Scientists decoded the physical process that takes place in the mouth when a piece of chocolate is eaten, as it changes from a solid into a smooth emulsion.

They suggest that where the fat lies within the chocolate helps to make the texture so appealing.

By analysing each of the steps, researchers at the University of Leeds hope their findings will lead to the development of luxury chocolate with the same feel and texture that is healthier to eat.

We are showing that the fat layer needs to be on the outer layer of the chocolate, this matters the most, followed by effective coating of the cocoa particles by fat, these help to make chocolate feel so good

Anwesha Sarkar, University of Leeds

When chocolate is in contact with the tongue, it releases a fatty film that coats the tongue and other surfaces in the mouth.

This makes it feel smooth the entire time it is in the mouth.

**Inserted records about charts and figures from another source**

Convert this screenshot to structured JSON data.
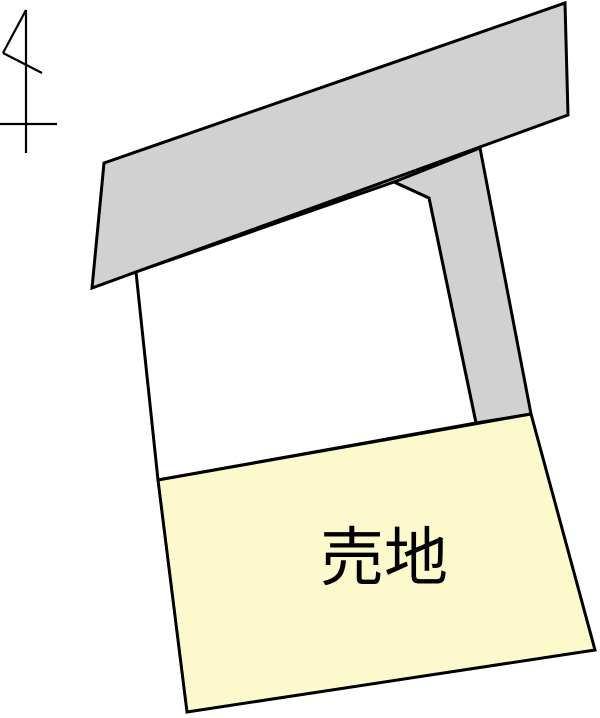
{
  "canvas": {
    "width": 600,
    "height": 718,
    "background": "#ffffff"
  },
  "colors": {
    "road_fill": "#d1d1d1",
    "sale_plot_fill": "#fcfacc",
    "neighbor_plot_fill": "#ffffff",
    "outline": "#000000"
  },
  "parcels": [
    {
      "name": "road-upper-band",
      "fill": "road_fill",
      "stroke_width": 3,
      "points": [
        [
          104,
          163
        ],
        [
          565,
          3
        ],
        [
          568,
          115
        ],
        [
          92,
          288
        ]
      ]
    },
    {
      "name": "road-side-branch",
      "fill": "road_fill",
      "stroke_width": 3,
      "points": [
        [
          394,
          182
        ],
        [
          480,
          148
        ],
        [
          531,
          414
        ],
        [
          476,
          423
        ],
        [
          429,
          198
        ]
      ]
    },
    {
      "name": "neighbor-plot",
      "fill": "neighbor_plot_fill",
      "stroke_width": 3,
      "points": [
        [
          136,
          272
        ],
        [
          394,
          182
        ],
        [
          429,
          198
        ],
        [
          476,
          423
        ],
        [
          158,
          480
        ]
      ]
    },
    {
      "name": "sale-plot",
      "fill": "sale_plot_fill",
      "stroke_width": 3,
      "points": [
        [
          158,
          480
        ],
        [
          531,
          414
        ],
        [
          595,
          650
        ],
        [
          187,
          712
        ]
      ]
    }
  ],
  "north_arrow": {
    "stroke_width": 2.2,
    "segments": [
      [
        [
          26,
          10
        ],
        [
          26,
          153
        ]
      ],
      [
        [
          0,
          124
        ],
        [
          57,
          124
        ]
      ],
      [
        [
          26,
          10
        ],
        [
          3,
          53
        ]
      ],
      [
        [
          3,
          53
        ],
        [
          42,
          73
        ]
      ]
    ]
  },
  "label": {
    "text": "売地",
    "x": 384,
    "y": 580,
    "font_size": 64,
    "color": "#000000"
  }
}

According to the study, when in the mouth the chocolate sensation arises from the way the chocolate is lubricated, either from ingredients in the chocolate itself or from saliva or a combination of the two.

Almost as soon as chocolate comes into contact with the tongue, fat has a key role to play.

After that, solid cocoa particles are released and they become important in terms of the tactile sensation.

Therefore, fat deeper inside the chocolate plays a somewhat limited role and could be reduced without the feel or sensation of chocolate being affected, the researchers suggest.

Our research opens the possibility that manufacturers can intelligently design dark chocolate to reduce the overall fat content

Dr Siavash Soltanahmadi, University of Leeds

Anwesha Sarkar, professor of colloids and surfaces in the School of Food Science and Nutrition at Leeds, said: “Lubrication science gives mechanistic insights into how food actually feels in the mouth.

“You can use that knowledge to design food with better taste, texture or health benefits.

“If a chocolate has 5% fat or 50% fat it will still form droplets in the mouth and that gives you the chocolate sensation.

“However, it is the location of the fat in the make-up of the chocolate which matters in each stage of lubrication, and that has been rarely researched.

“We are showing that the fat layer needs to be on the outer layer of the chocolate, this matters the most, followed by effective coating of the cocoa particles by fat, these help to make chocolate feel so good.”

The study published in the ACS Applied Materials and Interfaces journal did not look at how chocolate tastes, and instead focused on feel and texture.

Tests were conducted using a luxury brand of dark chocolate on an artificial 3D tongue-like surface that was designed at the University of Leeds.

Dr Siavash Soltanahmadi, from the School of Food Science and Nutrition at Leeds and the lead researcher in the study, said: “With the understanding of the physical mechanisms that happen as people eat chocolate, we believe that a next generation of chocolate can be developed that offers the feel and sensation of high-fat chocolate yet is a healthier choice.

“Our research opens the possibility that manufacturers can intelligently design dark chocolate to reduce the overall fat content.

“We believe dark chocolate can be produced in a gradient-layered architecture with fat covering the surface of chocolates and particles to offer the sought after self-indulging experience without adding too much fat inside the body of the chocolate.”

The researchers believe the physical techniques used in the study could be applied to the investigation of other foodstuffs that undergo a phase change, such as ice-cream, margarine or cheese.